Breaking the Carbon Emissions Cycle in the Transport Sector
According to the International Energy Agency greenhouse gas emissions (GHG) from the transport sector have continued to rise in both the industrialized and industrializing countries, and are projected to continue to do so well into the 2030s and 2040s. One of the explanations for this is the strong network effects (path dependencies) associated with the system of car-based travel, where capacity expansions of the highway network induce further demand for higher automotive mobility.
Recent research from Aalborg University in Denmark suggests that, at least in the case of the Copenhagen and Portland, Oregon metropolitan areas, the existing system of dependence on high-carbon modes of transport may be weakening.

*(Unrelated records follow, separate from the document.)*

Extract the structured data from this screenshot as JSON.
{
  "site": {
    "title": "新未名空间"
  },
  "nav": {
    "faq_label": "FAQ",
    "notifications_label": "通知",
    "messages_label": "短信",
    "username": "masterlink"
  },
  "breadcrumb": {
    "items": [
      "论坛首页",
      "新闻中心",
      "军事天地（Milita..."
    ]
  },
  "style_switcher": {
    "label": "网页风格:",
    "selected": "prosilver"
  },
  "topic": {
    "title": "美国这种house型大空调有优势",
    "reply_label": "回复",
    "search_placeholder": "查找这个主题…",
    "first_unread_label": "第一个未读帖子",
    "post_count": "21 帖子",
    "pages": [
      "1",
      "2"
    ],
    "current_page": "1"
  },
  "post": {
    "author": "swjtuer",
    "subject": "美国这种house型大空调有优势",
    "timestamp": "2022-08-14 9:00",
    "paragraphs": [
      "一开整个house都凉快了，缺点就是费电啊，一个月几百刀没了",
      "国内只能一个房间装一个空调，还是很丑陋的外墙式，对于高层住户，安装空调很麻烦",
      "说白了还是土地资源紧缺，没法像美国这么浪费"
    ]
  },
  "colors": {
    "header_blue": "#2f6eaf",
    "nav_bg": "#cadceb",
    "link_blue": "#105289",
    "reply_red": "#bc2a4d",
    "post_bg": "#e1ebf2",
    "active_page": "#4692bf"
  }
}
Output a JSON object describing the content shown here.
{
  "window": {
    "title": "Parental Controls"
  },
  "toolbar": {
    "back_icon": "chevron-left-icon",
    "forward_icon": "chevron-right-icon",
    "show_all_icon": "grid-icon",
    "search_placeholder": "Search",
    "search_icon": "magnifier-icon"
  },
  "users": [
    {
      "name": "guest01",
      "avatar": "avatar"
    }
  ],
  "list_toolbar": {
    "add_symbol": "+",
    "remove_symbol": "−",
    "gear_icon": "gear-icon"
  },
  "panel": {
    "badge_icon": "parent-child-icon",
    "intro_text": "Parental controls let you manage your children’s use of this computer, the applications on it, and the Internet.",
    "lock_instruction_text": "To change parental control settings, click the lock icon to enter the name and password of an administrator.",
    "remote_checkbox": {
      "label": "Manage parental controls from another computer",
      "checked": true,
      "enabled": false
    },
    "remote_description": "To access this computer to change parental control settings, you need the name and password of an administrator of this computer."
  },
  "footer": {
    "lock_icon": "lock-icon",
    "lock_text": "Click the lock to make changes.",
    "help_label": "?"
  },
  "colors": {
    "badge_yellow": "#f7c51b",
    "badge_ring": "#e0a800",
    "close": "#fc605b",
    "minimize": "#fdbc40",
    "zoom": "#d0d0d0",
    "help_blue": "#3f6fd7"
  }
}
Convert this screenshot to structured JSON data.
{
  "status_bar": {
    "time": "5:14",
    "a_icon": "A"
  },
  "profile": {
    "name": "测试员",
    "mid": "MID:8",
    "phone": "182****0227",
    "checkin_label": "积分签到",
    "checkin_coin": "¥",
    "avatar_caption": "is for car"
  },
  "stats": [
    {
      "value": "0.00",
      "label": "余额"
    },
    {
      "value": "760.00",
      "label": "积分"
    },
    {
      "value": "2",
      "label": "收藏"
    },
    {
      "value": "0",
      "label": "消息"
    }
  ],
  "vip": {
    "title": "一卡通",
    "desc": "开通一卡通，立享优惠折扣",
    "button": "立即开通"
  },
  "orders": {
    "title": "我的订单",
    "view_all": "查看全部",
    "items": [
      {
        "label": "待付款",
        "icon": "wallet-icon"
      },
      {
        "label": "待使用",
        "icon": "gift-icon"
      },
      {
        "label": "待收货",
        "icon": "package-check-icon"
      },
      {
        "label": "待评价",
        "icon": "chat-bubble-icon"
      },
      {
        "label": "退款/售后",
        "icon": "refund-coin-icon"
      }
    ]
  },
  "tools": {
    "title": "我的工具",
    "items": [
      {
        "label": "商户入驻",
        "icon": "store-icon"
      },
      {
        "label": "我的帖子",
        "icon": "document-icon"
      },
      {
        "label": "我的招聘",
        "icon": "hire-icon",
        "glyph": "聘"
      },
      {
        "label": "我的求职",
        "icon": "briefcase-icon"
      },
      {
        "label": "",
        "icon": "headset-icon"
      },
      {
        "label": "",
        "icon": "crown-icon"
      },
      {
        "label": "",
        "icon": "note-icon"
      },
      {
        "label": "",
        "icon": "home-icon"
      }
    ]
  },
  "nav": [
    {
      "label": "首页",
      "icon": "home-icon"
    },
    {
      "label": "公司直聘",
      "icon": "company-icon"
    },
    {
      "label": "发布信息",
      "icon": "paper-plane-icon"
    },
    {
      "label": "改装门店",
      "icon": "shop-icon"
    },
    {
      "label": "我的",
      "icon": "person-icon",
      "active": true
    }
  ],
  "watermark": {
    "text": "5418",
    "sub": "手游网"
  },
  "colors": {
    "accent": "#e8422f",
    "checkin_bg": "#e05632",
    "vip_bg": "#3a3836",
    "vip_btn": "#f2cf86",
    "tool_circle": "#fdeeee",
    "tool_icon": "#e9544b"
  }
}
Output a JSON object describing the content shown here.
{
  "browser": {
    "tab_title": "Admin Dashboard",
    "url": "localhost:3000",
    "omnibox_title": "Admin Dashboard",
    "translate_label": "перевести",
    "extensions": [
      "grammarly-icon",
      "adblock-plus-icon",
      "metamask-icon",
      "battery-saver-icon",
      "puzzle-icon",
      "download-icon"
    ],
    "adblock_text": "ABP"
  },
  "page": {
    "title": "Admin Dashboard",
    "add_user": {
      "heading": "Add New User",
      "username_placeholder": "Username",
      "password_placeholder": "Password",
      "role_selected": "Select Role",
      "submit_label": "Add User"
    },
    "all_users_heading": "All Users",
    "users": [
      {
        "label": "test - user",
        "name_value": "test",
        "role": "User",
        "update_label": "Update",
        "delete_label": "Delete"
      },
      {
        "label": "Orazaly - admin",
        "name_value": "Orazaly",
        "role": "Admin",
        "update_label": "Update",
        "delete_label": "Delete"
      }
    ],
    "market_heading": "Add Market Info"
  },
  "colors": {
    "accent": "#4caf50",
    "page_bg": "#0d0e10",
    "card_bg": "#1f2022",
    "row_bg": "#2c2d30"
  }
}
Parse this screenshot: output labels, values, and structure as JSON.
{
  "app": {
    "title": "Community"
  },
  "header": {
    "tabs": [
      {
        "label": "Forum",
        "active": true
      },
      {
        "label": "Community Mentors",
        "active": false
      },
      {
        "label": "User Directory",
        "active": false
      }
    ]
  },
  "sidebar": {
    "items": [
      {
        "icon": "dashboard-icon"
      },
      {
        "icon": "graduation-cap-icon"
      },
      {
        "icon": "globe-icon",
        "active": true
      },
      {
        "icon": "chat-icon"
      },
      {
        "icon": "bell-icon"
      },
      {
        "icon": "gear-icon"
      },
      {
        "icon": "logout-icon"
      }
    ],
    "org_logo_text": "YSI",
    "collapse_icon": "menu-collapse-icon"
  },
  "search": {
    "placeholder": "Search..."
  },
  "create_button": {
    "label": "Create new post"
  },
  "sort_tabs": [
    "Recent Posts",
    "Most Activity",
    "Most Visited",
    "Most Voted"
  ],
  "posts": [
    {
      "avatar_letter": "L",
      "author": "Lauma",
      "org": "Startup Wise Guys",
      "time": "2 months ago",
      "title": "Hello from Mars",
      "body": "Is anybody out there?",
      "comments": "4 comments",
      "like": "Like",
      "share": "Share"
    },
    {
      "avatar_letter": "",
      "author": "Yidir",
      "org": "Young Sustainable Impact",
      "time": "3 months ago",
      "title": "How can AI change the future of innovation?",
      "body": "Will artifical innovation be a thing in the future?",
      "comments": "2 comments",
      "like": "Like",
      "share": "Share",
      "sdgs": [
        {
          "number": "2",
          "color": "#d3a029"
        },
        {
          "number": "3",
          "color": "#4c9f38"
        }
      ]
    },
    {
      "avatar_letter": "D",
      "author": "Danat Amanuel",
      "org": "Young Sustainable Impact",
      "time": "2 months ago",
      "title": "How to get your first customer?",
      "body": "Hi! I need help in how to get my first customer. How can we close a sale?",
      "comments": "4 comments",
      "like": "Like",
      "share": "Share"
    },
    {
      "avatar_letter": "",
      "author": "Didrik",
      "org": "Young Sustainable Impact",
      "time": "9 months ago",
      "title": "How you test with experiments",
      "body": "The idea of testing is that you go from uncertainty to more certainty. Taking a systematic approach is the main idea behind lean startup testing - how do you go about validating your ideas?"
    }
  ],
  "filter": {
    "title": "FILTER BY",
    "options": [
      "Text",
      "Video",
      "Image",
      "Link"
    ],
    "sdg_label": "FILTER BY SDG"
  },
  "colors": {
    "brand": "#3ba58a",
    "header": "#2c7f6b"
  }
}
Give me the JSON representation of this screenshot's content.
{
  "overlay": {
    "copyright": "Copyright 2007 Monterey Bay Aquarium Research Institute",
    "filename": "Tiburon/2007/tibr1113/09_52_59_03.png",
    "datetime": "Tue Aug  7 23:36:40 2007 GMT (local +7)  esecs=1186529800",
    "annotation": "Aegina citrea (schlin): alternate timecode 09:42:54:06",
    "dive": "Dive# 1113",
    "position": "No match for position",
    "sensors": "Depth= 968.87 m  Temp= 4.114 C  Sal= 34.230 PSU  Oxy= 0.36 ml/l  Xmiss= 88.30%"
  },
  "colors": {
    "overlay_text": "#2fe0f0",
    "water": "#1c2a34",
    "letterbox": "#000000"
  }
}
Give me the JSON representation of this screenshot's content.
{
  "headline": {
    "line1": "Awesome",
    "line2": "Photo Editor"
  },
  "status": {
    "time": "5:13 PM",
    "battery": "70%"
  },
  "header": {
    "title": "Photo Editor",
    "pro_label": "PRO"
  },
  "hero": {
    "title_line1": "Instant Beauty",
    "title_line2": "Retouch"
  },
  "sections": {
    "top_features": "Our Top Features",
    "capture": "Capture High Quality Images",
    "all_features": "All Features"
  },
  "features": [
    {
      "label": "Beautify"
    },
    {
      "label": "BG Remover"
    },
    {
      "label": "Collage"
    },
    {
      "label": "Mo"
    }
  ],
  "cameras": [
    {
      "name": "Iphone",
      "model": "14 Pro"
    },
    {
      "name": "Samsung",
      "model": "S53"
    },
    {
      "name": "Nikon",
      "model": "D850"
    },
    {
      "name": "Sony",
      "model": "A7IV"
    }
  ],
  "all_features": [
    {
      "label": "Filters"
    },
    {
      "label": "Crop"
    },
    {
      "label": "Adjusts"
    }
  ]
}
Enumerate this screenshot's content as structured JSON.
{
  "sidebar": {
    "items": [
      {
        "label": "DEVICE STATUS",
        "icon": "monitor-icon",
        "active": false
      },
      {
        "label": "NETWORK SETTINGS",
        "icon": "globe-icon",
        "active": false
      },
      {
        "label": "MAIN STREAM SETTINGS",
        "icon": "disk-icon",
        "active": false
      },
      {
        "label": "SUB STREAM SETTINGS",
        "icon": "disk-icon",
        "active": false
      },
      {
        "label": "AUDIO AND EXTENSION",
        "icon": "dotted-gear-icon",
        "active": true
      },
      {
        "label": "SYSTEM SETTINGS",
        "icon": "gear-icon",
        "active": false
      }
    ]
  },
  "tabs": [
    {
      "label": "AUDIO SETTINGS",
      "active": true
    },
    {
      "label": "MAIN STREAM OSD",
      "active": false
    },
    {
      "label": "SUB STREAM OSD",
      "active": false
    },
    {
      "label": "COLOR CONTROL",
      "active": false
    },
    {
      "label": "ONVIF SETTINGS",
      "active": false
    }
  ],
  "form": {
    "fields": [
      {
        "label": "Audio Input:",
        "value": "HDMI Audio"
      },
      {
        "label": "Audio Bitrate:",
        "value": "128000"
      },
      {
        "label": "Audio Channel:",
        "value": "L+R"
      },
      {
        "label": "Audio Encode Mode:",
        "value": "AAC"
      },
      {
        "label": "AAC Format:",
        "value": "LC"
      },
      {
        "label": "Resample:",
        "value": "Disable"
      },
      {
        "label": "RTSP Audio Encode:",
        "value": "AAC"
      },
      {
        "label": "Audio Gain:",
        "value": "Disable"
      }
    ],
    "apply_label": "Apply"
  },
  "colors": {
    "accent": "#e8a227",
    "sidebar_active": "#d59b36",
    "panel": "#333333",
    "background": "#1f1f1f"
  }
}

Changes in demography, fuel prices, behavior, residential location preference, and environmental concerns are all contributing to a reduction in vehicle miles traveled (VMT) across North America and Europe, thereby undermining the business case for new large-scale transportation infrastructure projects such as the proposed Ring 5 in Copenhagen and the Columbia River Crossing project in Portland.
The path dependencies embedded within large-scale transportation infrastructure projects have dramatically different carbon trajectories, depending on the mode. If cities and regions are to meet their aggressive carbon reduction goals, then they will have to, sooner rather than later, begin to shift their strategic investment focus away from high carbon, motorized forms of travel toward low- or no-carbon modes of travel. Such decisions may become increasingly easier to implement in light of the decaying political support and economics of massive expansions of the road network.